ZAMBOANGA, Philippines, Feb. 20 (AP) - A Muslim rebel group said Tuesday it tortured an ailing U.S. hostage in retaliation for U.S. and British air strikes on Iraq.
``We will torture him more if they continue to attack other Muslims,'' said Abu Sabaya, the leader of the Abu Sayyaf guerrillas holding U.S. citizen Jeffrey Schilling hostage in the southern Philippines.
He told Radio Mindanao Network on Tuesday that the torture was in retaliation for U.S. and British strikes on long-range radar on Friday that they say Iraq used to target allied planes patrolling no-fly zones.
Sabaya has threatened several times to kill the 25-year-old Schilling, of Oakland, California, unless the group receives a $10 million ransom. Schilling was captured in August last year.
Sabaya has also said Schilling is very ill, losing weight and coughing blood.
Some local military officials, however, doubt that Schilling is a hostage and say he may sympathize with the Abu Sayyaf who are fighting to carve a separate homeland out of the southern region of Mindanao.
Schilling, a Muslim convert, was taken by the rebels after he visited their camp in Jolo on Aug. 31. Schilling was accompanied by girlfriend Ivy Osani, Sabaya's cousin. Osani was allowed to go after the rebels seized Schilling.
The Abu Sayyaf is the smaller but more extremist of two Muslim separatist groups in the south.

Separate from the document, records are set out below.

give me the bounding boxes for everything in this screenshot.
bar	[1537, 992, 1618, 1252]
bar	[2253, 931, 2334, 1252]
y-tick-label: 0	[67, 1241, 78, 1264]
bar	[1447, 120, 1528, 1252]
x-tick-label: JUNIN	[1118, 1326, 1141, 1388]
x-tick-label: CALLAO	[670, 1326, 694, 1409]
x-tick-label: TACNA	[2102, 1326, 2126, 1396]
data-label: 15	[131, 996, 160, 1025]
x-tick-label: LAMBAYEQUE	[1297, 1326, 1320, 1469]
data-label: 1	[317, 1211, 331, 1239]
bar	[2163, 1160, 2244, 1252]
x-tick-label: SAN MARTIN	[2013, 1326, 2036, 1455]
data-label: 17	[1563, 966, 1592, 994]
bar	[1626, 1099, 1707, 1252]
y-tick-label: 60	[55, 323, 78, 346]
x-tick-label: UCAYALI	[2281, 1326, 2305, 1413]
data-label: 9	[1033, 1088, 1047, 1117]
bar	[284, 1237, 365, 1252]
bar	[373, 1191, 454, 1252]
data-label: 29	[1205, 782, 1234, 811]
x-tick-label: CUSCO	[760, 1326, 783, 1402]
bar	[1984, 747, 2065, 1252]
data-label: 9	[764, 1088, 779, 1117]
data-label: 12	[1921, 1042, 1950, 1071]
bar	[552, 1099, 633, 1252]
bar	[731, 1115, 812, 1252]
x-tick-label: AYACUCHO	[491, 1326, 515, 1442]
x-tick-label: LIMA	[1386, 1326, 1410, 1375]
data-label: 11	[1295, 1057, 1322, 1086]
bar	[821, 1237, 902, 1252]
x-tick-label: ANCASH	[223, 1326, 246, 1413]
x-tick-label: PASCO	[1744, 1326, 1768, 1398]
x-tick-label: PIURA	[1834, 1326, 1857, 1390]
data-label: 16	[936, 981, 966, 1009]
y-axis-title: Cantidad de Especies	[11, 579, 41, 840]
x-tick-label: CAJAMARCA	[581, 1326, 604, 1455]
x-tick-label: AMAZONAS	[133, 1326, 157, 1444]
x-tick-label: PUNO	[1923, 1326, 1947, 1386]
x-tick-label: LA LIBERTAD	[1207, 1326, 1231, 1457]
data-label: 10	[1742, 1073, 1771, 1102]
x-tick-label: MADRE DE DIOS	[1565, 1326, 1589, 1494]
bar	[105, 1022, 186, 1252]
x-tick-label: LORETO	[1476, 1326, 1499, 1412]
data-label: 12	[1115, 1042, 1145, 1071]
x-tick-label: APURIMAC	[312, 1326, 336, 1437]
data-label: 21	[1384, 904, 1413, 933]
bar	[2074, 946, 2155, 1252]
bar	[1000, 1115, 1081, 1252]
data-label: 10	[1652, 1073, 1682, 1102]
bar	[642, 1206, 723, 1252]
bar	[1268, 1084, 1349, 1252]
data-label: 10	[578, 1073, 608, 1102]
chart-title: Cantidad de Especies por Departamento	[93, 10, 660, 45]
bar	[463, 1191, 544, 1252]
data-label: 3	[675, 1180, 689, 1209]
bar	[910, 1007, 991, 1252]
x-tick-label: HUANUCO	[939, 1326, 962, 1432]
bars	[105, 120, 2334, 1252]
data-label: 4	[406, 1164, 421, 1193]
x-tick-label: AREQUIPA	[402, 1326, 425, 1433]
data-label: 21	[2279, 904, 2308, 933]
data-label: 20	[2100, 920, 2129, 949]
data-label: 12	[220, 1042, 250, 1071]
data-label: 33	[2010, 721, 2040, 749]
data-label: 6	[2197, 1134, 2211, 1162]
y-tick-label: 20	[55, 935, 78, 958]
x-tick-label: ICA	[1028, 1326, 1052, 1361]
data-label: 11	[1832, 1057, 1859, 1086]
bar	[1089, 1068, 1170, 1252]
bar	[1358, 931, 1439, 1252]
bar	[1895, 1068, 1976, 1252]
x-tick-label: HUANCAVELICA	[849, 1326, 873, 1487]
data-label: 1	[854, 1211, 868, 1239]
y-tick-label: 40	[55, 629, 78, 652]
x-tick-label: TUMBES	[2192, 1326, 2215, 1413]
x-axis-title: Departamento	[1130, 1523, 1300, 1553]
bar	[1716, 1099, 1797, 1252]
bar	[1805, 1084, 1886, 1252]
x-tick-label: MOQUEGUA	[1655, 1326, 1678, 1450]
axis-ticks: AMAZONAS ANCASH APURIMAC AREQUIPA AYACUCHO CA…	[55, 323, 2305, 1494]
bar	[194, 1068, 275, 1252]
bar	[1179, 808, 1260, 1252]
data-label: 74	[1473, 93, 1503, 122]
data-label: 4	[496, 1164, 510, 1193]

The group rose to international prominence last April when members crossed the sea border to Malaysia, abducted 21 Western vacationers and Asian workers from a dive resort and took them back to their camp on the Philippine island of Jolo. They later kidnapped other foreign and Filipino journalists covering the initial abductions.
Most of the hostages were freed, reportedly in exchange for huge ransoms. The rebels are now holding two captives, Schilling and Filipino dive resort worker Roland Ullah.
The government said last week that the number of Abu Sayyaf members increased by about 160 last year to 1,269.